Interior Designer Guides Children Through the Healing Process by Creating a Sacred Place

       By: Ice Press
Posted: 2006-08-31 06:17:23
Wouldn't it be nice if every child had the opportunity to create a space where they could escape the pain of divorce, bullying, illness, or low self-esteem? Kelee Katillac, an interior designer, creative therapist, and victim of some of these situations herself, has made that aspiration her goal.

Katillac spent the last five years case studying children ages seven to 15, and her new book Kids' Sacred Places: Rooms for Believing & Belonging (Ice Press, $29.95), reveals the outcome of ten of those journeys. With Katillac as their guide, each child crafted a room that is a sacred place where they can dream, believe, and feel safe. The book is available at Amazon.

"Kids experience a thrilling sense of personal power and self-esteem when they see that they can handmake their world the way they want it to be," says Katillac. "And their parents and guardians are happy at last to have a process that helps them help their children."

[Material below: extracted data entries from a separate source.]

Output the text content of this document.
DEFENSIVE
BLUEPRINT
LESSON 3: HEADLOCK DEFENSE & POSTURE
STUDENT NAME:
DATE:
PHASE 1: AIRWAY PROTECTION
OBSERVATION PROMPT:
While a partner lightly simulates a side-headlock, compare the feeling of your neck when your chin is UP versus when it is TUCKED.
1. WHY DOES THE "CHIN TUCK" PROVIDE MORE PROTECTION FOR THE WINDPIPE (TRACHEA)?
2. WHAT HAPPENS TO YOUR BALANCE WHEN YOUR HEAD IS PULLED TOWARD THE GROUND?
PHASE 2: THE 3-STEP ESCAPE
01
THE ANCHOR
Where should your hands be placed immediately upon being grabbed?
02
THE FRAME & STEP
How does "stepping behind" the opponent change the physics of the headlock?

In the book Katillac shows how to take positive ideas from the heart, and make something that represents them with their hands. This affirmative decorating process -- Katillac calls it a Heart & Hands Project -- results in a creative and vibrant array of handmade chairs, pillows, window shades, mosaics, lamps, murals, and more. She developed this theory over the last 20 years of working with people from all walks of life, including Habitat for Humanity homeowners. Katillac was the National Director of the House of Belief Program, a program she created based on the healing process that is the result of her own life's experiences.

The author's personal journey began while living in a Kansas trailer park as a college student. "I was completely down and out, in a life-threatening depression, and believed my life had no value; that I had no talent or skills." One day she took home a broken chair, worked to repair it, and in the process, repaired herself. A few short years later, she was working in New York City with a top design firm. That she could work through her issues using art is not surprising to artists or art therapists. They've been prescribing a healthy dose of creative expression to treat people for generations, but today's high tech families have begun to overlook it.

A few success stories from Kids' Sacred Places: Rooms for Believing & Belonging include:

* Pablo, 10, a bullying victim and suffering from depression as a result, visualized life as an adventure game with challenges to learn from and overcome; he created an entire room as a 3-D life game: a game he can win.

* Henry, 7, coping with divorce and who longs for his father, made a Safe-in-Bedspread to provide a feeling of security at night.

* Kiara, 14, whose once-homeless family lives in a violent inner-city neighborhood, learned to make her own room into a safe haven; using her creativity, she handmade everything she needed with very little money.